The Real Superpower of V2G Is Not the Battery, It's the Business Model

George Skentzos

George Skentzos

Head of Customer Experience
 @ Loopit.co
The Real Superpower of V2G Is Not the Battery, It's the Business Model

Car subscriptions could unlock the full potential of Vehicle-to-Grid, turning EVs from depreciating assets into a scalable, revenue-generating power resource for the energy grid.

George Skentzos

George Skentzos

Head of Customer Experience
 @ Loopit.co

Published on 

September 24, 2025

  ‧  Last updated on 

September 25, 2025

Key Takeaways

  • Car ownership's high cost and depreciation prevent consumers from capitalizing on V2G.
  • Subscription services unlock V2G by turning EVs into revenue-generating, mobile assets.
  • This new business model creates significant opportunities for automakers and energy providers.
  • Electric vehicles have long been hailed as more than just a means of transport. With Vehicle-to-Grid (V2G) technology, they promise to become mobile power plants, capable of absorbing cheap energy and exporting it back to the grid during peak demand.

    This vision, however, has been stuck in a cycle of pilot projects and press releases, facing a formidable barrier not of technology, but of economics. The problem isn’t the car; it's the centuries-old model we use to sell it.

    The Ownership Problem: An Inefficient Liability

    The car ownership model, with its high upfront cost and long-term depreciation, turns an EV into a massive, underutilized asset. For the average driver, a $70,000 EV, even one equipped with V2G, is a financial liability that sits idle for 90% of its life.

    Any potential savings from selling power back to the grid are easily eclipsed by loan repayments, insurance, and the anxiety of a rapidly depreciating battery. This paradox has muted V2G's promise, turning a potentially revolutionary asset into a frustratingly expensive driveway ornament.
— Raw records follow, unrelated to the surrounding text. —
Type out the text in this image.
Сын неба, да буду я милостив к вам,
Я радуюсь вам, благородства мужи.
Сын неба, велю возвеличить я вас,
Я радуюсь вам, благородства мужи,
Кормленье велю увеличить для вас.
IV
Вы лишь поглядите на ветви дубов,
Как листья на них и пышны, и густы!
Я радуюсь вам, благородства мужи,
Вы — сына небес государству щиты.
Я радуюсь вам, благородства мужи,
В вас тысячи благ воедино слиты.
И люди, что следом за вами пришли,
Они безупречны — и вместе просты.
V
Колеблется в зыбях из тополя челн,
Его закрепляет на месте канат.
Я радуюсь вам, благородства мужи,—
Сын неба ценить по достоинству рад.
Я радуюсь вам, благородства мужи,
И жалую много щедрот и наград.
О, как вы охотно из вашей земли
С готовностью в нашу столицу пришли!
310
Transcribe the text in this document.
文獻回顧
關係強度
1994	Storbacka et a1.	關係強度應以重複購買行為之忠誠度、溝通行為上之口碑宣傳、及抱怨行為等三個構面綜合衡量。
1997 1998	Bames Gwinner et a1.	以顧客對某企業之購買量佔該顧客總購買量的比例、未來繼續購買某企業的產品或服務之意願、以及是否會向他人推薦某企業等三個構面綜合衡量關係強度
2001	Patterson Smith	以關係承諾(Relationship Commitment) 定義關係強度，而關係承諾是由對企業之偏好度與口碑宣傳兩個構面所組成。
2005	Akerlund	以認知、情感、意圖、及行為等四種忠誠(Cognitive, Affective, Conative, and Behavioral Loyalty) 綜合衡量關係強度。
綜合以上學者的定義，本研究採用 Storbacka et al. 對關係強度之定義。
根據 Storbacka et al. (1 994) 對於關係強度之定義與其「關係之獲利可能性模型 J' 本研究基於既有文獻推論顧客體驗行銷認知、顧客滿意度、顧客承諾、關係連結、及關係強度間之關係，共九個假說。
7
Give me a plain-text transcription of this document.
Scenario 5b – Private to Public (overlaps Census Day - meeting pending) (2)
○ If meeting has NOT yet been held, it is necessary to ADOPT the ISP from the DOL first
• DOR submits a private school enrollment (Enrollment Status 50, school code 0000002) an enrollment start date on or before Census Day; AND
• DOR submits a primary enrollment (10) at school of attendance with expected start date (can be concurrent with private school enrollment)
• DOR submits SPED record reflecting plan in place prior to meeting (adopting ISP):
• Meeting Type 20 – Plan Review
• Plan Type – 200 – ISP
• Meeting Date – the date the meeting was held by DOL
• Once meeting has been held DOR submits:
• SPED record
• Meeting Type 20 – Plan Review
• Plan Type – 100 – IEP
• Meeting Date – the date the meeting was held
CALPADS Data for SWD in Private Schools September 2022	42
    This is the moment for the automotive industry to pivot. The real unlock for V2G is not in the battery's chemistry but in the business model that delivers it to the masses.

    The Subscription Superpower: An Economic Unlock

    While car subscription initially gained traction as a flexible alternative for consumers, this model is the strategic key to unlocking V2G at scale.

    Instead of selling a depreciating asset, OEMs and dealers can sell mobility as a service—a predictable monthly fee for access to a vehicle. This shift fundamentally alters the unit economics for both the provider and the consumer.

    For the user, the equation is simple: the energy revenue generated from V2G can directly offset the subscription cost. In a future where smart grids pay for distributed power, a parked car could actively subsidize its own use.

    This transforms the EV from a financial drain into a revenue-generating asset, making the decision to go electric not just a lifestyle choice, but a financially smart one.

    For the industry, the opportunity is even greater. This model creates a new, recurring revenue stream. OEMs and fleet managers no longer just sell or lease a vehicle; they are now participants in the energy market.

    Their fleet, when aggregated, becomes a virtual power plant. They can sell energy storage capacity and grid stabilization services, creating a powerful, symbiotic relationship with energy providers.

    The Ecosystem Play

    Implementing this vision requires more than just a new financing model; it demands a full ecosystem play. Automakers will need to form deep partnerships with energy companies and smart grid software platforms. Dealerships and fleet operators will evolve into energy asset managers, optimizing charging schedules and energy exports across their entire fleet.

    This isn’t about just putting a V2G-enabled car on a subscription plan. It’s about bundling the entire solution: the EV, the bi-directional charger, the software, and the energy plan, all into a single, seamless offering.

    This removes the complexity for the end-user, who no longer needs to worry about which charger to buy or how to connect with the grid.

    The industry is at a crossroads. The future of the car is not just about moving people and goods; it’s about moving and managing energy. The ownership model, with its static, depreciating asset, is an anchor holding V2G back.

    It’s time to unmoor from that legacy and embrace the car as a dynamic, flexible, and financially powerful service.

    The first to successfully navigate this transition will not only lead the EV revolution, but will also help build the energy grid of the future.